今回は「嘔気嘔吐の治療薬」と「食欲不振の治療薬」について学習しました。
話が盛り上がったのは中枢性制吐剤の副作用としての錐体外路症状のこと。日常的に吐き気止めとして処方されている薬でパーキンソン症状を経験することは少なくありません。知っているか知っていないかで大きな違いが現われます。
つぎに話題となったのは、食欲低下時のステロイドの役割に関してでした。
ここで私の経験を少し…
――以前にある病気で入院しました。39度をこえる高熱が続き体も衰弱していました。検査ではほとんど異常はなく、最終的にある疾患を疑い治療を開始しました。その時の薬がステロイドでした。

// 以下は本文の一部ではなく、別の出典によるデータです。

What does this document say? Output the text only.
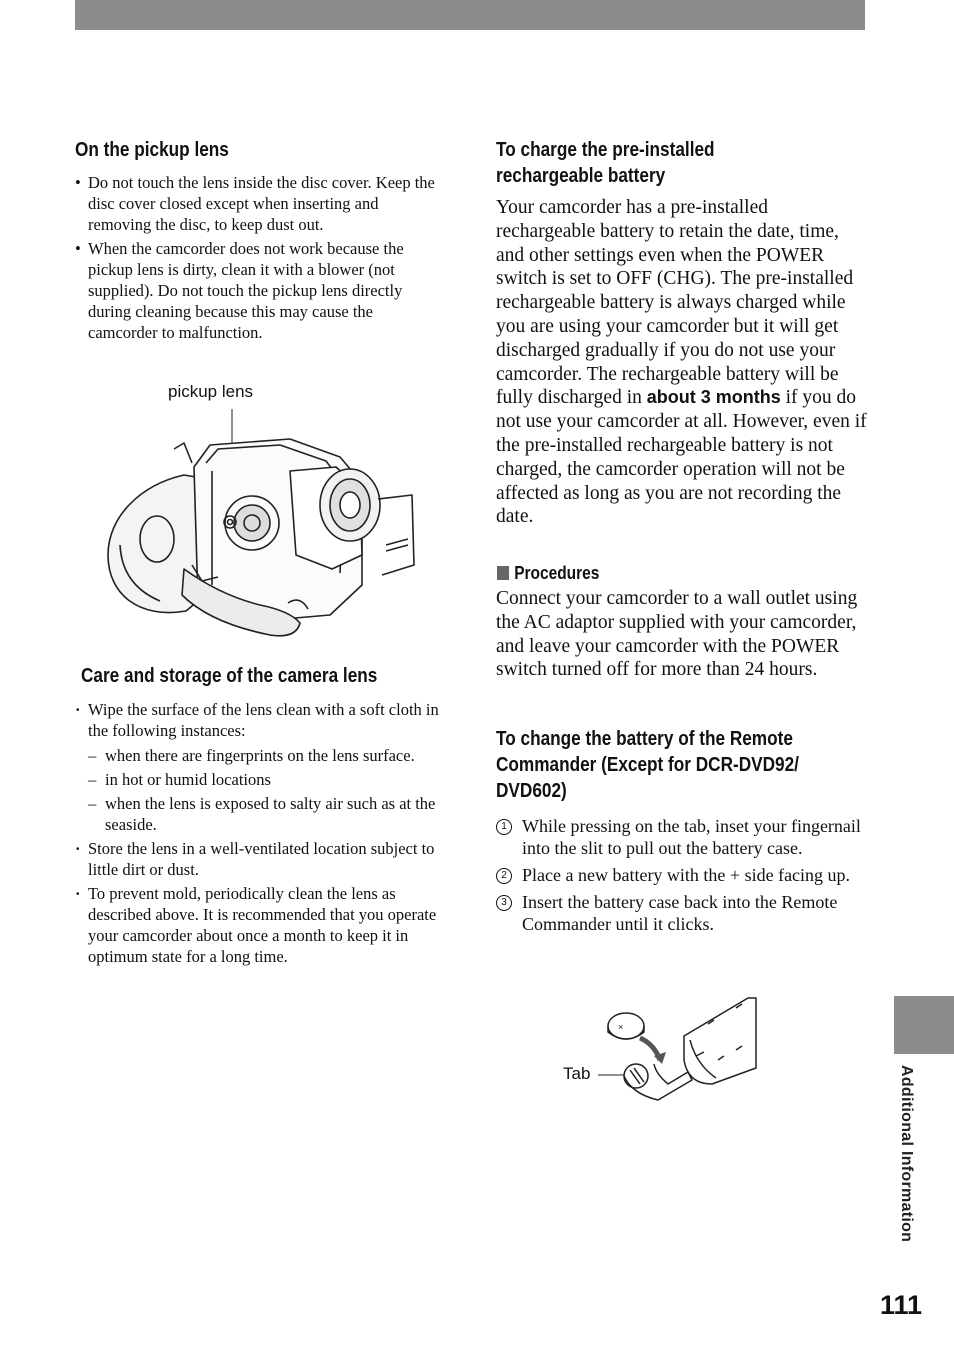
On the pickup lens
• Do not touch the lens inside the disc cover. Keep the disc cover closed except when inserting and removing the disc, to keep dust out.
• When the camcorder does not work because the pickup lens is dirty, clean it with a blower (not supplied). Do not touch the pickup lens directly during cleaning because this may cause the camcorder to malfunction.
pickup lens
Care and storage of the camera lens
· Wipe the surface of the lens clean with a soft cloth in the following instances:
– when there are fingerprints on the lens surface.
– in hot or humid locations
– when the lens is exposed to salty air such as at the seaside.
· Store the lens in a well-ventilated location subject to little dirt or dust.
· To prevent mold, periodically clean the lens as described above. It is recommended that you operate your camcorder about once a month to keep it in optimum state for a long time.
To charge the pre-installed
rechargeable battery

Your camcorder has a pre-installed rechargeable battery to retain the date, time, and other settings even when the POWER switch is set to OFF (CHG). The pre-installed rechargeable battery is always charged while you are using your camcorder but it will get discharged gradually if you do not use your camcorder. The rechargeable battery will be fully discharged in about 3 months if you do not use your camcorder at all. However, even if the pre-installed rechargeable battery is not charged, the camcorder operation will not be affected as long as you are not recording the date.

Procedures

Connect your camcorder to a wall outlet using the AC adaptor supplied with your camcorder, and leave your camcorder with the POWER switch turned off for more than 24 hours.

To change the battery of the Remote
Commander (Except for DCR-DVD92/
DVD602)
1 While pressing on the tab, inset your fingernail into the slit to pull out the battery case.
2 Place a new battery with the + side facing up.
3 Insert the battery case back into the Remote Commander until it clicks.
Tab
×
Additional Information
111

プレドニゾロン50mgでスタート、翌日には嘘のように熱がさがりました。数日するとまず無性に空腹感を覚え、日中に買っておいたおにぎりを消灯時間が過ぎてからベッドの上で食べるようなことがありました。あるとき巡視の看護師さんに見つかりましたが、そのとき彼女はニコッと笑ってうなずくだけでした。つぎに夜寝つきが悪くなり、そのときには安静にしているからだと思っていましたが、のちにステロイドによる不眠の影響もあるのだと知りました。ステロイドはゆっくりと減量され、食欲の異常な亢進状態はなくなりましたが、こんどは仕事を休んでいることへの罪悪感と「早く現場に復帰したい。元気になった今なら何でもできる」というような気分の高揚感が訪れました。
これらのことはおそらくステロイドによる作用だと考えられます。
――貴重な体験ができたと思っています。
このようなことを若い薬剤師さんたちに話ました。
医療従事者がみんな病気を経験しなさいと言うつもりは毛頭ありませんが、突然の病気にみまわれた人の苦痛や不安感、希望などについて少しでも考える機会にはなったと思っています。